Eurozone unemployment increases to a record 10.9%

The eurozone unemployment rate hit a record high level in March, jumping to 10.9 per cent for the first time for 15 years, official figures showed yesterday. Almost 17.37 million men and women looked for work in the single currency area in March, or...

The eurozone unemployment rate hit a record high level in March, jumping to 10.9 per cent for the first time for 15 years, official figures showed yesterday.

Almost 17.37 million men and women looked for work in the single currency area in March, or 169,000 more than in February, according to Eurostat data agency. The 10.9 per cent rate equaled an April 1997 record.
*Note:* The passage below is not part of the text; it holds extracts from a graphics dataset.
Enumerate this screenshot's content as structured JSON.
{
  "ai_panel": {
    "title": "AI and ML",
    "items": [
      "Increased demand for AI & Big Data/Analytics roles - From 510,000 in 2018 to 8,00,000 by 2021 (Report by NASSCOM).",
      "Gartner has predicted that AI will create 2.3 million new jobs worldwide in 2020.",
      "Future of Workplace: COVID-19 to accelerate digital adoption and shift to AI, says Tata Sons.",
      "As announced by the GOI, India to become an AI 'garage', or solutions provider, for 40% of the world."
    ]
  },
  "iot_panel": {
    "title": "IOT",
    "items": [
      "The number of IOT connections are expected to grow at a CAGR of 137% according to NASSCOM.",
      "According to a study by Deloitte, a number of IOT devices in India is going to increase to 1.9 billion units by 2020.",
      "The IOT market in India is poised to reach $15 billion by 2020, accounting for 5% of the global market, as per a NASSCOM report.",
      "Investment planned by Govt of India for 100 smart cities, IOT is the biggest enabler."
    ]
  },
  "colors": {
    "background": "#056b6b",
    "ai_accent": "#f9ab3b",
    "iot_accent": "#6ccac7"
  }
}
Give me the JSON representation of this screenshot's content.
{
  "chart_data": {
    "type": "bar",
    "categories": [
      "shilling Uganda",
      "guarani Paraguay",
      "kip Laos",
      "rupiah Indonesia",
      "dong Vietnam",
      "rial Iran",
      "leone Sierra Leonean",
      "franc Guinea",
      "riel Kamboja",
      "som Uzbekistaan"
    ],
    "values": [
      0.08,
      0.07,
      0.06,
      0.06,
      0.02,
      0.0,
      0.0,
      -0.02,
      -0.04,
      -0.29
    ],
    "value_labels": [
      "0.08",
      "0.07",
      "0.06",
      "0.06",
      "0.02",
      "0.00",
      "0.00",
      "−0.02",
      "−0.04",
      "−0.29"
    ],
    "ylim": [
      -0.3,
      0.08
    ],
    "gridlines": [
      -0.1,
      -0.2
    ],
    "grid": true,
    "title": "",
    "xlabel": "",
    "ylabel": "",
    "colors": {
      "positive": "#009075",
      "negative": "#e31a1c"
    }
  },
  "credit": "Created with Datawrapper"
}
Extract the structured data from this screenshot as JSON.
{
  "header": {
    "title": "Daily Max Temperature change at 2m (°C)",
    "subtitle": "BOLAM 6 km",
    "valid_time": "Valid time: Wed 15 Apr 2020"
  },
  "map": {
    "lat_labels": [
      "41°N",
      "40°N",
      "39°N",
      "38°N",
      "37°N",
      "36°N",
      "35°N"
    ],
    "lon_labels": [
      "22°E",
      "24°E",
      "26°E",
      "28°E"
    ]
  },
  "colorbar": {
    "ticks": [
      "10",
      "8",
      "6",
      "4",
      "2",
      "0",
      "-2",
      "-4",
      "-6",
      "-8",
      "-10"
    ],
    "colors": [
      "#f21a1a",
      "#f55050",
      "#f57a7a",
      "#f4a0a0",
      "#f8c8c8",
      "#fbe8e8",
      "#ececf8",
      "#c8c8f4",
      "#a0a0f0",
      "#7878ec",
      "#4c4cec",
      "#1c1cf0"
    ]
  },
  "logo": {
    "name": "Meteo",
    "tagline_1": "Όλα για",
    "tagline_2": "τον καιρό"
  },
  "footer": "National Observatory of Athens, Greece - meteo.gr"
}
The unemployment rate had reached 10.8 per cent in February, with the eurozone widely expected to have dipped back into recession as it battles a festering debt crisis.

The rising jobless rate is sure to fuel arguments for governments to switch from austerity-only policies to growth measures in order to revive the eurozone’s sickly economy. Spain, already struggling to fend off fears that it will need a bailout, remained the nation with the highest unemployment rate, at 24.1 per cent in March, according to Eurostat.

Greece, living off bailout funds since May 2010, came in second again with 21.7 per cent in January, the latest figures available for that country.

In an indication of the economic division in Europe between North and South, the lowest March unemployment rates were in Austria, four per cent, the Netherlands, five per cent, Luxembourg, 5.2 per cent, and Germany, 5.6 per cent.

Unemployment remained stable in the wider, 27-nation EU, which includes Britain and Poland, at 10.2 per cent in March.